Graphene took the world by storm in 2010 for its unique properties; however, though the wonder material is promising there are very few practical implementations of graphene in electronics. Further, it has metal like properties, which though are desirable don’t really do the job of a semiconductor.
That’s where the black phosphorus comes into the picture. Like graphene, which consists of a single layer of carbon atoms, it forms extremely thin layers. The array of possible applications ranges from transistors and sensors to mechanically flexible semiconductor devices. Unlike graphene, whose electronic properties are similar to those of metals, black arsenic phosphorus behaves like a semiconductor.
Chemists at the Technische Universität München (TUM) have now developed a semiconducting material in which individual phosphorus atoms are replaced by arsenic. In a collaborative international effort, American colleagues have built the first field-effect transistors from the new material as well.
Phosphorene vs. graphene battle begins
A cooperation between the Technical University of Munich and the University of Regensburg on the German side and the University of Southern California (USC) and Yale University in the United States has now, for the first time, produced a field effect transistor made of black arsenic phosphorus.
The compounds were synthesized by Marianne Koepf at the laboratory of the research group for Synthesis and Characterization of Innovative Materials at the TUM. The field effect transistors were built and characterized by a group headed by Professor Zhou and Dr. Liu at the Department of Electrical Engineering at USC.
The new technology developed at TUM allows the synthesis of black arsenic phosphorus without high pressure. This requires less energy and is cheaper. The gap between valence and conduction bands can be precisely controlled by adjusting the arsenic concentration.
“This allows us to produce materials with previously unattainable electronic and optical properties in an energy window that was hitherto inaccessible,” says Professor Tom Nilges, head of the research group for Synthesis and Characterization of Innovative Materials.
Detectors for infrared
With an arsenic concentration of 83 percent the material exhibits an extremely small band gap of only 0.15 electron volts, making it predestined for sensors which can detect long wavelength infrared radiation. LiDAR (Light Detection and Ranging) sensors operate in this wavelength range, for example. They are used, among other things, as distance sensors in automobiles. Another application is the measurement of dust particles and trace gases in environmental monitoring.

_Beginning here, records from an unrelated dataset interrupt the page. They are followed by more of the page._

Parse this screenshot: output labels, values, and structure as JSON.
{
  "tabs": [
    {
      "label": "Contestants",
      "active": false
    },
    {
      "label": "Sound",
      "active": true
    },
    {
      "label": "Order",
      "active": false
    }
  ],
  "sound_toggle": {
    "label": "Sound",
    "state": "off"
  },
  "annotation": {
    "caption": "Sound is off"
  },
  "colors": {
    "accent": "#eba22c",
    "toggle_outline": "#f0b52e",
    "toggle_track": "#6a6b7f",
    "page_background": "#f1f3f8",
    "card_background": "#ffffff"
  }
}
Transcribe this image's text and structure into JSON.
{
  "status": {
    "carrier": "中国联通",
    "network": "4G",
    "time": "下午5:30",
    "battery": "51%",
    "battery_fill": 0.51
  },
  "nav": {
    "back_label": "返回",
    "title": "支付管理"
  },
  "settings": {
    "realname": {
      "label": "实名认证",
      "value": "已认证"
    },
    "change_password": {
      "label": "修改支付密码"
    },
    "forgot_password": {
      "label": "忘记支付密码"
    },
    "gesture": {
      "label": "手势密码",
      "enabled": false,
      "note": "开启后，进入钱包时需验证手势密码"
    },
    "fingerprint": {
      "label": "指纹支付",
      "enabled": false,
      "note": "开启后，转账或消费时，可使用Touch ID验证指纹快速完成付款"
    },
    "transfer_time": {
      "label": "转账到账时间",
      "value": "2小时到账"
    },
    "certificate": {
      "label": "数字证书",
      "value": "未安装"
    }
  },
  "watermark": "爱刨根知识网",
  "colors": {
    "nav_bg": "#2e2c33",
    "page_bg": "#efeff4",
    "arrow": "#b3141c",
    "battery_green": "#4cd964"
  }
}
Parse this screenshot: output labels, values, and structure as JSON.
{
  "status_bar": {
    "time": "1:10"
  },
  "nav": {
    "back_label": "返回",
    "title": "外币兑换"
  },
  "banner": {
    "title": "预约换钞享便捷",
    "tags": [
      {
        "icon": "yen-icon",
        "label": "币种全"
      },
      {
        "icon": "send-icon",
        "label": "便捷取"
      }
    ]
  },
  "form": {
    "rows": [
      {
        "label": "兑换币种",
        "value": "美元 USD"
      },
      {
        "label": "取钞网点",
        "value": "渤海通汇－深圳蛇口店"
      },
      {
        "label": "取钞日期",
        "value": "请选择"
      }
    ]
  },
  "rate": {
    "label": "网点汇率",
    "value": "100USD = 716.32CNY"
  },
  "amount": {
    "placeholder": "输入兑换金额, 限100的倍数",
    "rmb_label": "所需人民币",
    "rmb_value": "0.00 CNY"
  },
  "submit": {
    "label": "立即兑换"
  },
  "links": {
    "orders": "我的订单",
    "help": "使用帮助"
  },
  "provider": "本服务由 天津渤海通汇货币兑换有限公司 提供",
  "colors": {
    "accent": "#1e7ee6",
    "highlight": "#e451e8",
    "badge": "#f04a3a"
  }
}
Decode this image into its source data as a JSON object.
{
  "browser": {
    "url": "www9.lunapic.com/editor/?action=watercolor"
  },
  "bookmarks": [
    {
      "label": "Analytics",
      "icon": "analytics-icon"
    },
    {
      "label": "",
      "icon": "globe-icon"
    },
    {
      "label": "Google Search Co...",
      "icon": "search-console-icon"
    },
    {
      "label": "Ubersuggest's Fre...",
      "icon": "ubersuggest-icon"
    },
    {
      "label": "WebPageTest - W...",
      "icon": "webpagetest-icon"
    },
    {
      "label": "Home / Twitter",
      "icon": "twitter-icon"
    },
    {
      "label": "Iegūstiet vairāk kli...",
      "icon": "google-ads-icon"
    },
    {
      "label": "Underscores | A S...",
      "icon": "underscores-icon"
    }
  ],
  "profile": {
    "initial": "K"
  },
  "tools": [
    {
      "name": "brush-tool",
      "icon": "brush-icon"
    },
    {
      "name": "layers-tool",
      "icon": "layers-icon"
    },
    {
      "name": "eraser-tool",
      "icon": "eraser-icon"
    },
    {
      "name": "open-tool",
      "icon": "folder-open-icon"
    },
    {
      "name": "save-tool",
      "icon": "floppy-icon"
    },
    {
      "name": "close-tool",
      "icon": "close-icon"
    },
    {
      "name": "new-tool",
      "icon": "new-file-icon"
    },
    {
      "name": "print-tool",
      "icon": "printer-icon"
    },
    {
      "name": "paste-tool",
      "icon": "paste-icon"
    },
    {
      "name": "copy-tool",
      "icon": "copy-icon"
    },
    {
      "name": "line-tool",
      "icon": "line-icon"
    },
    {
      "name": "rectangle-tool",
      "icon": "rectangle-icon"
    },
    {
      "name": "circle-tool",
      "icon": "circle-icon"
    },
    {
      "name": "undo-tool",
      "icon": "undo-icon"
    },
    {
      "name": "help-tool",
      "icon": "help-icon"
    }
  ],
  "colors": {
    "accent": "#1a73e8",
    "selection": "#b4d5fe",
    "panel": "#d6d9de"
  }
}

A further interesting aspect of these new, two-dimensional semiconductors is their anisotropic electronic and optical behavior. The material exhibits different characteristics along the x- and y-axes in the same plane. To produce graphene like films the material can be peeled off in ultra thin layers. The thinnest films obtained so far are only two atomic layers thick.
This battle reminds me of that old classic, the screwdriver vs the hammer.